The above is an example of broad hypo-
thecation, where the cess revenue generated
from a specific tourist area is spent on tourism
related development but not on a specific
project or scheme in that area. Also, the
hypothecated cess revenue is soft, i.e.,
supplemented by other sources of revenue
such as annual transfers by the provincial
government to KPCTA and development
authorities.
Existing sales taxes or excise taxes on hotels
could be apportioned as tourism cess and
proceeds spent on sustainable tourism
development in areas where the revenue is
generated.

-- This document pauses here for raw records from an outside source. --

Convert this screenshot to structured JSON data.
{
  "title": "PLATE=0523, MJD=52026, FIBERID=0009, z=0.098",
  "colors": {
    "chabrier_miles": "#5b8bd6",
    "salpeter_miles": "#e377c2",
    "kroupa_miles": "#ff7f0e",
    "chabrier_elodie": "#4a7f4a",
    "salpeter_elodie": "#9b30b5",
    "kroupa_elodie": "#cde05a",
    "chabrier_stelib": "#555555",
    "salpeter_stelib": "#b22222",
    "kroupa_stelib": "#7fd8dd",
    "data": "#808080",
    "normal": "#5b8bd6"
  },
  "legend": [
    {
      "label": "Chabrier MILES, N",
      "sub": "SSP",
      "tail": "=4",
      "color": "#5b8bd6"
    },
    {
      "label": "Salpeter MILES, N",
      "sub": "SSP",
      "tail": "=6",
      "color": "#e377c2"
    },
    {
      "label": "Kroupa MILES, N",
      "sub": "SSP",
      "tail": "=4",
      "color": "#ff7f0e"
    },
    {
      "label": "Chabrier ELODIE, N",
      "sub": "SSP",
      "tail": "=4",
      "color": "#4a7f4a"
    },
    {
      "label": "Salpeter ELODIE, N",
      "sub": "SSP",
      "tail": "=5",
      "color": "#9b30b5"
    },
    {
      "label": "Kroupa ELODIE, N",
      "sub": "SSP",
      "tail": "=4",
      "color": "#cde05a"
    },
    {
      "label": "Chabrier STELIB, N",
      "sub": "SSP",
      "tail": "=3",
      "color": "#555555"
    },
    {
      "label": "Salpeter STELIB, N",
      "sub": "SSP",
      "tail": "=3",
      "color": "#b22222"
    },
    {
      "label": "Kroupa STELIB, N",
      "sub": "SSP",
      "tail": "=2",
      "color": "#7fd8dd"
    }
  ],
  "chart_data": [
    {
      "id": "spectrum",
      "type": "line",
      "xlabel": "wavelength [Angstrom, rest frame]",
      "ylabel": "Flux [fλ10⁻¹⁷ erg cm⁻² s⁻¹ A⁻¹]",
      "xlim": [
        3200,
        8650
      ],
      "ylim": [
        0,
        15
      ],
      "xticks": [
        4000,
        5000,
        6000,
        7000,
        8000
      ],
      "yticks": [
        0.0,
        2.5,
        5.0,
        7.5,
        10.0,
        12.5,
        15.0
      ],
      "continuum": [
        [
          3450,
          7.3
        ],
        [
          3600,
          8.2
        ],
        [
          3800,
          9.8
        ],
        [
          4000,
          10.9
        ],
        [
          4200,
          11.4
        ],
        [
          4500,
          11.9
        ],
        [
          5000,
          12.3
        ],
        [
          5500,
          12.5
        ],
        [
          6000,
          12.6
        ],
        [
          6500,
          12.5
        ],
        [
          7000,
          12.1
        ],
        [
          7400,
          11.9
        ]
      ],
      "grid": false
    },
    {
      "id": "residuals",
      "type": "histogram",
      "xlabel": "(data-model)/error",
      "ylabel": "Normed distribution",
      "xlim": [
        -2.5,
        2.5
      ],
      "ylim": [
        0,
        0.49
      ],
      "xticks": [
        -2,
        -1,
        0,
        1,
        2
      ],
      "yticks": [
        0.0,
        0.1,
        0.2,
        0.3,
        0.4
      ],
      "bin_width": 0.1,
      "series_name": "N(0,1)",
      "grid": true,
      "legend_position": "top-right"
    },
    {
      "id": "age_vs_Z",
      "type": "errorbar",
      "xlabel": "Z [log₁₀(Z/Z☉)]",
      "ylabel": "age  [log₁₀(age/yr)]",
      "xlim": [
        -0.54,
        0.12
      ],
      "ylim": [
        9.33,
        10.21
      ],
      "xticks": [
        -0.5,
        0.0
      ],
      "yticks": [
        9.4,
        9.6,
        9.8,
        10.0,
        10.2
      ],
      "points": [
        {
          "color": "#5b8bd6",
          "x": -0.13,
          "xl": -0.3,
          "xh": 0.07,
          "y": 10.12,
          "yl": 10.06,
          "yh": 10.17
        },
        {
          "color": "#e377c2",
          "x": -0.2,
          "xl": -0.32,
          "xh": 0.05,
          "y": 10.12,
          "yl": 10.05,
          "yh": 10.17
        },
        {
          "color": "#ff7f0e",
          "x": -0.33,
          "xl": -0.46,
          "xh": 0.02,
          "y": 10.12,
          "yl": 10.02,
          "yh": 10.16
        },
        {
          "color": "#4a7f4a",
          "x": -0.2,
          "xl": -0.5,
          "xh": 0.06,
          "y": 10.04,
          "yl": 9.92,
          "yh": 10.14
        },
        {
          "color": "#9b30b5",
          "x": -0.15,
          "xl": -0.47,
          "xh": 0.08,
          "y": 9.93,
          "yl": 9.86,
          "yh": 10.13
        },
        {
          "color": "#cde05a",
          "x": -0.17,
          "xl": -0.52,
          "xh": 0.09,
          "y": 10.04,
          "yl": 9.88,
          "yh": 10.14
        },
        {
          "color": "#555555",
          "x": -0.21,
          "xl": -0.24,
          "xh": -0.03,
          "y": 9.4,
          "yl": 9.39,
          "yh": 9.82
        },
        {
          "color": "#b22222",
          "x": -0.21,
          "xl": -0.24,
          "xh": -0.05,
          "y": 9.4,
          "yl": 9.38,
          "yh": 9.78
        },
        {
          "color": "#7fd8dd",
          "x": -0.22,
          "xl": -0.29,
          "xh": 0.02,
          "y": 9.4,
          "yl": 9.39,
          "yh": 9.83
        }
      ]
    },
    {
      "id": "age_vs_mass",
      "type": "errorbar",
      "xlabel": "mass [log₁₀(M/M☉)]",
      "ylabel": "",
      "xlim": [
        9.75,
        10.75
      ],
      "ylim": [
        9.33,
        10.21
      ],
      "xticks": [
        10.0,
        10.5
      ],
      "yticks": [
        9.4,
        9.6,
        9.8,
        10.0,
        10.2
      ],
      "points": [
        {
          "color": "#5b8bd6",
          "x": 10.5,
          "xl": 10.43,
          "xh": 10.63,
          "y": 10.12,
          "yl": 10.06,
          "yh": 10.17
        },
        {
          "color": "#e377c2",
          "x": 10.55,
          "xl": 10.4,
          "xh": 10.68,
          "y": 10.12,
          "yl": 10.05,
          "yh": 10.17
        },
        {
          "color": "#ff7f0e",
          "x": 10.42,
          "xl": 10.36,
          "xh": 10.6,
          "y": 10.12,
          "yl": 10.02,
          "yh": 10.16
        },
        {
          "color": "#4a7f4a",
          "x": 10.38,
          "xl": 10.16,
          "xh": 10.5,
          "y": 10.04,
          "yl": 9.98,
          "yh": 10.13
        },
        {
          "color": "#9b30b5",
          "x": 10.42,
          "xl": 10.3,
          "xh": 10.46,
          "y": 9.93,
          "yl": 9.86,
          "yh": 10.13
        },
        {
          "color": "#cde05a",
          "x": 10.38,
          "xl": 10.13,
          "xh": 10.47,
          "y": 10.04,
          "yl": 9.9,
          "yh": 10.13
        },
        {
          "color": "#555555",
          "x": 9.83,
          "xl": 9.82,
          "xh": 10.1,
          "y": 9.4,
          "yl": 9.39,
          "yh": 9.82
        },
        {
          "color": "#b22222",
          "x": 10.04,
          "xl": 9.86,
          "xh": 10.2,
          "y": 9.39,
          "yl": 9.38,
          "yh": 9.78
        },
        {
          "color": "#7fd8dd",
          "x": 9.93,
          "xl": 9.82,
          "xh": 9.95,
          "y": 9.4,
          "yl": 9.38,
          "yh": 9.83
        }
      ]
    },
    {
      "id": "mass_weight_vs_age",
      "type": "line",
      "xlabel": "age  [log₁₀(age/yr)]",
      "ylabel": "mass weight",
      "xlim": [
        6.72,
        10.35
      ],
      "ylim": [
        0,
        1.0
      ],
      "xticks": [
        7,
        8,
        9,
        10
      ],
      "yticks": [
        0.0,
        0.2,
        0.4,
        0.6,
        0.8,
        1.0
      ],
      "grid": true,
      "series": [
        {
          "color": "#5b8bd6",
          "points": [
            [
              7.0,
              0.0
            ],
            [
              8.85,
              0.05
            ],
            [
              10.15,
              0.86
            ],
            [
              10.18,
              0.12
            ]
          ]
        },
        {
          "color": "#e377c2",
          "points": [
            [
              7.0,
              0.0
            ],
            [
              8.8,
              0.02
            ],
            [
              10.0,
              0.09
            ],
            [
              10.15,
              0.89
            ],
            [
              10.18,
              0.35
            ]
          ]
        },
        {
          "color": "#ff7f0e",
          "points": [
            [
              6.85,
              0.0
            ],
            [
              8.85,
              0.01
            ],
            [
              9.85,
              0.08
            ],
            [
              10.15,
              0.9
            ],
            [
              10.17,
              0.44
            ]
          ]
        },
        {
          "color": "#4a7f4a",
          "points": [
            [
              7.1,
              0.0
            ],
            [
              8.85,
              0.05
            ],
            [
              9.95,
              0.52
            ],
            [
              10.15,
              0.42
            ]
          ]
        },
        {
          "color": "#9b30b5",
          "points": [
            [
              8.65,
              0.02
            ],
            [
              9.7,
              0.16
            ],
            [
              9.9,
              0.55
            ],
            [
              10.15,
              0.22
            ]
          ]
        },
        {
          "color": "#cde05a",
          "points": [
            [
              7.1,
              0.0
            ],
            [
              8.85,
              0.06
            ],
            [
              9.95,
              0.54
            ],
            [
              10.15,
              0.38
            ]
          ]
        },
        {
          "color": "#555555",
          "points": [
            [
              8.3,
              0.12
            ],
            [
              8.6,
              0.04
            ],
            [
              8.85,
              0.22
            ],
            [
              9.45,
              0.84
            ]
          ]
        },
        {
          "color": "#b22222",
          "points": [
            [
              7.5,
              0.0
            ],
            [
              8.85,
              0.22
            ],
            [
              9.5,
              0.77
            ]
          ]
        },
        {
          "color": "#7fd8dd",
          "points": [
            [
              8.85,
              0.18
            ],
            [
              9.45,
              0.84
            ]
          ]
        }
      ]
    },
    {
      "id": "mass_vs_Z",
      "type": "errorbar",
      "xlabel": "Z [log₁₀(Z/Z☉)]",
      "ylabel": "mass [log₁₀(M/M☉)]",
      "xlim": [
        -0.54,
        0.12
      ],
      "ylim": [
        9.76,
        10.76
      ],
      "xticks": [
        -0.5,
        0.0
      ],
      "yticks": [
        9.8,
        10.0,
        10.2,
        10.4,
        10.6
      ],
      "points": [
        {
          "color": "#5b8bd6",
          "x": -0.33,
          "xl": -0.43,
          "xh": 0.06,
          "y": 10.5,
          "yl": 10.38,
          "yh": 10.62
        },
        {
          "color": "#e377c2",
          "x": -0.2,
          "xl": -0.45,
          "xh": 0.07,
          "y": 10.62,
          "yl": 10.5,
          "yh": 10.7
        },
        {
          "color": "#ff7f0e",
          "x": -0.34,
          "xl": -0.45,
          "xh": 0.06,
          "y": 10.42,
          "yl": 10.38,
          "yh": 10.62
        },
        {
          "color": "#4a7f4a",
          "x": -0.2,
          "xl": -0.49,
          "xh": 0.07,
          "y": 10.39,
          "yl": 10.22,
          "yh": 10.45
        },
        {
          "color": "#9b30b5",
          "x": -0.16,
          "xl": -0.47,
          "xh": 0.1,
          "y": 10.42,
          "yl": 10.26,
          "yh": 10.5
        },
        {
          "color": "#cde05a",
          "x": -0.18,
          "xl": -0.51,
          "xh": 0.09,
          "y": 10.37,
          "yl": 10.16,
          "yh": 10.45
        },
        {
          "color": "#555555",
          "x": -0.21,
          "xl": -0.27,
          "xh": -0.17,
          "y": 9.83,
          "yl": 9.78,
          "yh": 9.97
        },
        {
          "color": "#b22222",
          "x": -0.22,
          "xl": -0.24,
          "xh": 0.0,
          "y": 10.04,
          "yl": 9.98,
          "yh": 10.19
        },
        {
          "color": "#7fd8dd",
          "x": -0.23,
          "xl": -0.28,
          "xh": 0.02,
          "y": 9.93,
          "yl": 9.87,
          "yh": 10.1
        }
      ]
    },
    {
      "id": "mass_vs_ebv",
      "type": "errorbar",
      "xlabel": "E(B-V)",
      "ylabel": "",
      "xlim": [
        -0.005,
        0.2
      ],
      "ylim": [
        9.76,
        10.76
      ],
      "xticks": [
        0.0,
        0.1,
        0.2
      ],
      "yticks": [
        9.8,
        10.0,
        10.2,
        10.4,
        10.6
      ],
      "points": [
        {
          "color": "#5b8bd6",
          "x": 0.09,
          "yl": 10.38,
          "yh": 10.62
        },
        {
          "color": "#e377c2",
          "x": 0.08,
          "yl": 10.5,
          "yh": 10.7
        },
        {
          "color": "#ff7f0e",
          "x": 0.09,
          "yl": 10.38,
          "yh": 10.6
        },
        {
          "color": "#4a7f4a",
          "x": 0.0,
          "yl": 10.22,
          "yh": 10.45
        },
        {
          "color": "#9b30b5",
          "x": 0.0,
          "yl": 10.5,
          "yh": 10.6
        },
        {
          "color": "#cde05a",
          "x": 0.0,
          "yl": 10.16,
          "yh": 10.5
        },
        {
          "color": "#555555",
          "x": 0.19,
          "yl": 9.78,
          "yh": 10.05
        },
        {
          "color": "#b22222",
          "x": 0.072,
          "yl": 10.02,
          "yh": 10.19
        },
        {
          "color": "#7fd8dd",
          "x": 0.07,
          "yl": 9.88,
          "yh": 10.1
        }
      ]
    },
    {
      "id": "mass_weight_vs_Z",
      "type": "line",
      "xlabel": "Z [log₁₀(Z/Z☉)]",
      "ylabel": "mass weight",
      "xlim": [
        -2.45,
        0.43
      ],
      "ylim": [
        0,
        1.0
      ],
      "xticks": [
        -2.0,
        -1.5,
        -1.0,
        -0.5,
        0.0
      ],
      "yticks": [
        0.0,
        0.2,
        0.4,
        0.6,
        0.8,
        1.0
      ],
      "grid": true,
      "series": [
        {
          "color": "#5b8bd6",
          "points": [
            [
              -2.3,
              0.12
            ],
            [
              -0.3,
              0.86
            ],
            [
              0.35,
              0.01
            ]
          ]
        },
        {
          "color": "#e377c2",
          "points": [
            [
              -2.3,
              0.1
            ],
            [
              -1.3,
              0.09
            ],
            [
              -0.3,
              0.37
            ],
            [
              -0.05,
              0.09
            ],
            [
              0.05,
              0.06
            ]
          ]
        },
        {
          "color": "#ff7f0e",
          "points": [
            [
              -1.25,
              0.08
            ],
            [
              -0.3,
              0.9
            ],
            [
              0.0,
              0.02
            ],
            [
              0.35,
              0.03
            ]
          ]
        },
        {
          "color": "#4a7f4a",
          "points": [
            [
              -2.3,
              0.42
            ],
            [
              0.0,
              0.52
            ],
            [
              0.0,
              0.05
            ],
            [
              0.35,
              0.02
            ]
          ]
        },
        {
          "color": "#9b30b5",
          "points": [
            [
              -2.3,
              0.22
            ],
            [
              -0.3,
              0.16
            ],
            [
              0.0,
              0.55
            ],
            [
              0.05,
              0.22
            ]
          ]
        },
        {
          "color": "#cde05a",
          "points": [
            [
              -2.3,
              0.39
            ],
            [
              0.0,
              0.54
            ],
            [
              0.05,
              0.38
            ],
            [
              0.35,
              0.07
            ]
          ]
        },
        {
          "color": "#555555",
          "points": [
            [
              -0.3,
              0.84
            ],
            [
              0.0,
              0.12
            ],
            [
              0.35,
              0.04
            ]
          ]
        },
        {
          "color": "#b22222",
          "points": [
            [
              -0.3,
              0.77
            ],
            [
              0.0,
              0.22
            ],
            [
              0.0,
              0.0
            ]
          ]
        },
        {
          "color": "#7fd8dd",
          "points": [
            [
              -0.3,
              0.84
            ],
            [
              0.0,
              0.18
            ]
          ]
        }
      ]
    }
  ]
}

Alternatively, a distribution
formula could be devised by the finance
department by which a certain percentage of
tax revenue collected from a tourist area
would be spent on tourism related
infrastructure development in that area via
transfers to KPCTA, development authorities
or local governments.
All the options listed above would require
legislative approval and would need to have
an administrative mechanism to ensure
investment and spending on tourist areas
where the tax revenue is being generated.
Currently the only institutional mechanism
available for local revenue generation for
tourism related spending is KPCTA and the
Development Authorities in KP. These
authorities have their own mandated
instruments of revenue collection which can be
spent directly on tourism related projects.